In this case, Kassandra has not only analyzed the components of the highway (surface, guardrail, acoustic barrier and lighting) but also the portion of the territory on the sides of the highway, considering it is closely connected with it.
Ironbridge, Telford & Wrekin, 52°37′ N 2°29′ W
Some of the issues that affect the resilience of the Ironbridge Gorge WHS are not derived from factors within the Gorge itself. In particular, the issue around flood management is unlikely be able to be solved within the site apart from local interventions and it might be useful to consider a geographical expansion of the Digital Twin to encompass a wider area of the River Severn and provide a basis for additional scenarios and simulations.
Mount Stewart, County Down, Northern Ireland, 54.55° N 5.60° W
The National Trust Mount Stewart site was chosen as a good example to demonstrate, with an evidence-based pilot study, the connection between the future changes that are likely to affect the overall resilience of the community, the heritage assets, to be able to see the distribution of impacts these changes might have.
At the outset of the pilot study there were already some known climate change risks which have been confirmed by the data. During the course of the study other aspects have come to light which have a substantial effect on the overall performance of Mount Stewart in terms of resilience to climate change.
Coulibistrie, Dominica, 15°27′ N 61°27′ W
Kassandra, working with the University of Portsmouth, has completed a study in the Caribbean to define a series of key guidelines for the improvement of resilience of coastal communities to extreme climatic events caused by Climate Change.
The project focuses on two island nations of the Caribbean – Dominica and Grenada – different for geographical location and morphology, but both subject to great risk from severe weather events and other natural disasters such as volcanic eruptions and earthquakes.
In addition to applying Kassandra to the sites on both islands, a prototype building design was developed that takes into account the results of the Kassandra study and proposes an ideal resilient building capable of withstanding and adapting to most natural disasters.

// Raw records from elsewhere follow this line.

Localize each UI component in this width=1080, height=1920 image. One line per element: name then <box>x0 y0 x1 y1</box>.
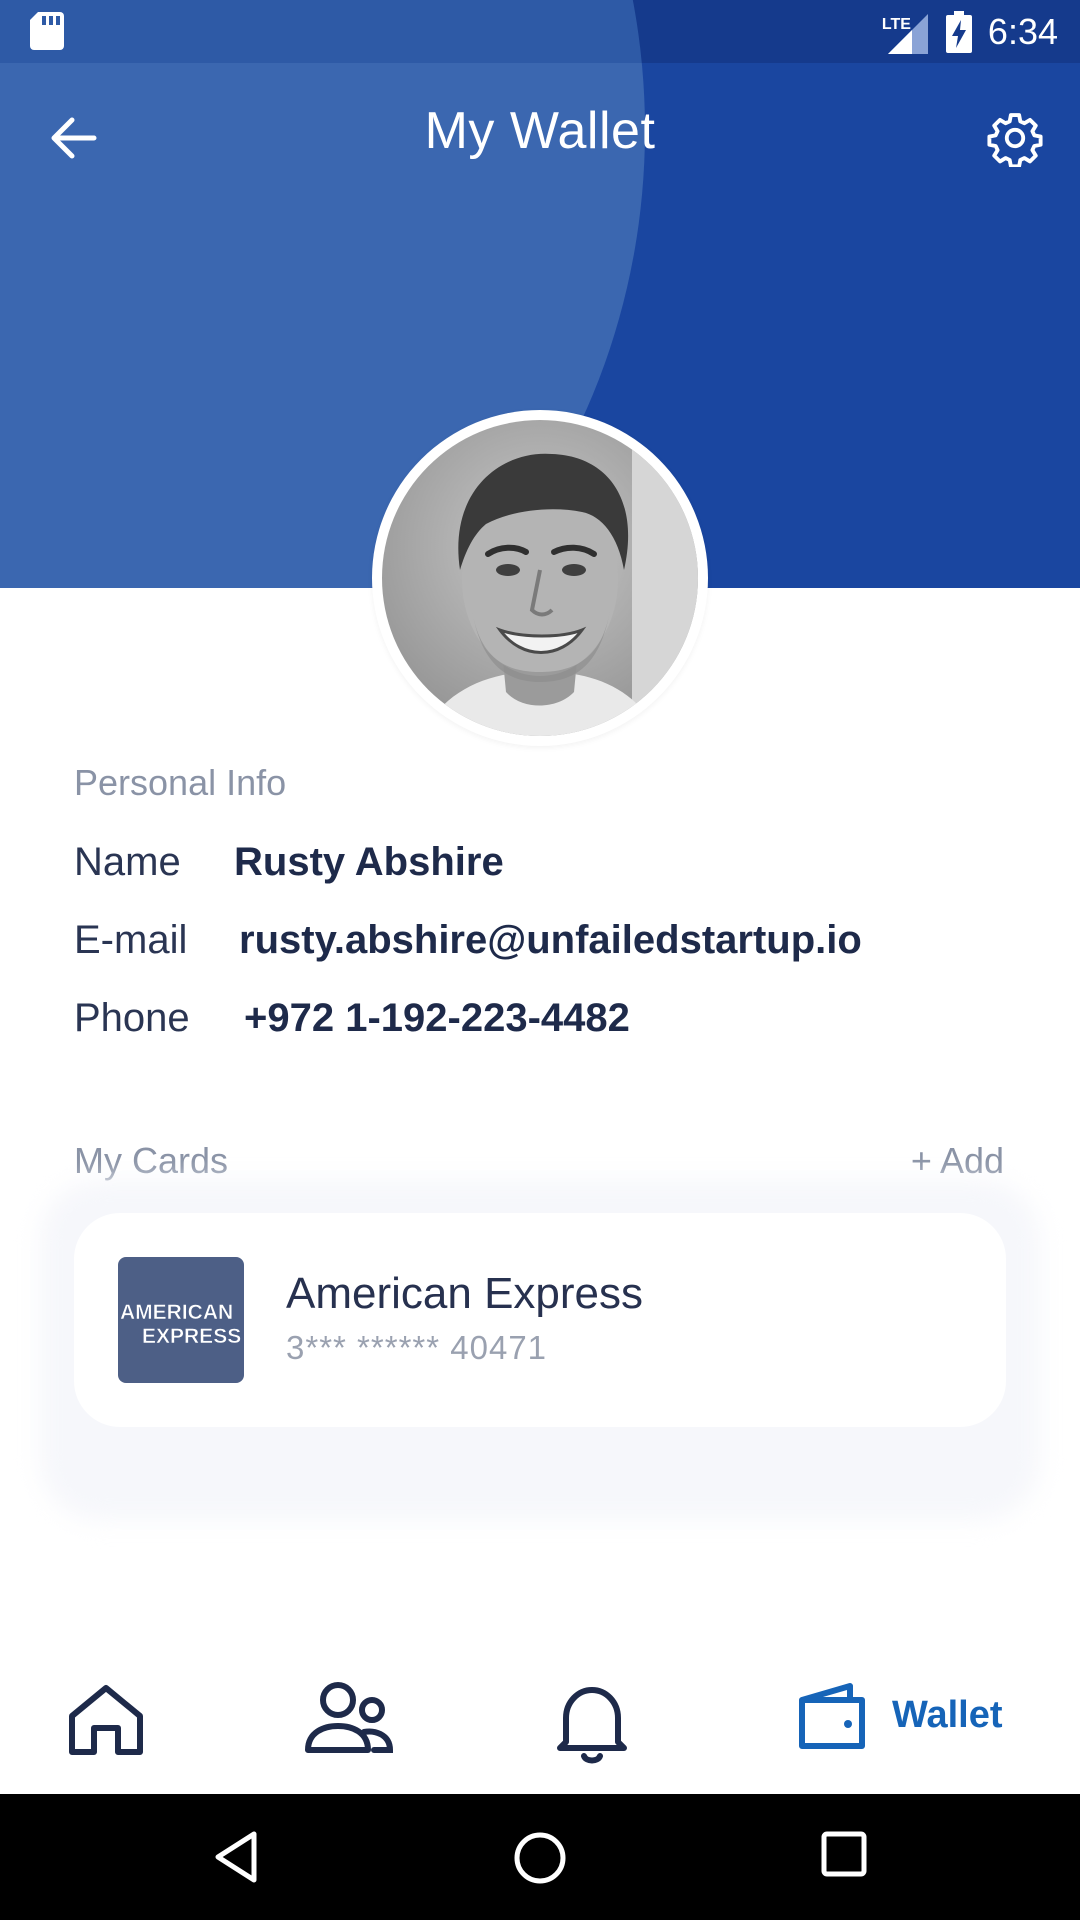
amex-logo-text-1: AMERICAN <box>120 1301 233 1324</box>
amex-logo-text-2: EXPRESS <box>142 1325 241 1348</box>
name-value: Rusty Abshire <box>234 840 504 884</box>
nav-wallet-label[interactable]: Wallet <box>892 1694 1003 1737</box>
personal-info-heading: Personal Info <box>74 762 287 803</box>
email-value: rusty.abshire@unfailedstartup.io <box>239 918 862 962</box>
recents-square-icon[interactable] <box>820 1830 868 1878</box>
bottom-nav: Wallet <box>0 1640 1080 1794</box>
profile-photo <box>382 420 698 736</box>
home-circle-icon[interactable] <box>512 1830 568 1886</box>
add-card-button[interactable]: + Add <box>911 1140 1004 1182</box>
card-name: American Express <box>286 1269 644 1318</box>
email-row: E-mail rusty.abshire@unfailedstartup.io <box>74 918 862 963</box>
status-bar: LTE 6:34 <box>0 0 1080 63</box>
email-label: E-mail <box>74 918 188 962</box>
signal-icon: LTE <box>882 8 930 56</box>
phone-row: Phone +972 1-192-223-4482 <box>74 996 630 1041</box>
avatar[interactable] <box>372 410 708 746</box>
phone-label: Phone <box>74 996 190 1040</box>
wallet-icon[interactable] <box>796 1680 870 1752</box>
amex-logo: AMERICAN EXPRESS <box>118 1257 244 1383</box>
card-number: 3*** ****** 40471 <box>286 1329 548 1366</box>
home-icon[interactable] <box>66 1680 146 1760</box>
system-nav-bar <box>0 1794 1080 1920</box>
card-item-amex[interactable]: AMERICAN EXPRESS American Express 3*** *… <box>74 1213 1006 1427</box>
people-icon[interactable] <box>304 1680 394 1760</box>
name-label: Name <box>74 840 181 884</box>
sd-card-icon <box>30 12 64 50</box>
back-triangle-icon[interactable] <box>212 1830 260 1884</box>
bell-icon[interactable] <box>552 1680 632 1764</box>
name-row: Name Rusty Abshire <box>74 840 504 885</box>
my-cards-heading: My Cards <box>74 1140 229 1181</box>
gear-icon[interactable] <box>986 109 1044 167</box>
battery-charging-icon <box>945 10 972 53</box>
clock: 6:34 <box>987 10 1058 52</box>
app-bar: My Wallet <box>0 63 1080 211</box>
phone-value: +972 1-192-223-4482 <box>244 996 630 1040</box>
page-title: My Wallet <box>424 102 656 160</box>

Modica, Italy, 36°51′ N 14°45′ E
Modica has a medium sized historic centre set in a deep valley in South East Sicily at 36N degrees latitude, which cuts across the largest portion of the Mediterranean. Its relatively small size allows for a good number of data types to be analysed without the great volume that a large city would generate.
- Its population, 55.000 inhabitants, and relative compact size and topographical and historic conformation make it representative for most small and medium sized towns in the areas of the Mediterranean that are likely to suffer first and more severely from climate change.
- It has a complex topography, with deep valleys, plateaus and hills which allows for different scenarios that can be applied to other towns throughout the region and beyond.
- It is a Unesco World Heritage site, a benchmark for the quality of the historic urban environment. The historic layering of the town allows us to look back at successful pre-industrial vernacular solutions, as well as the effect of later urban and architectural interventions.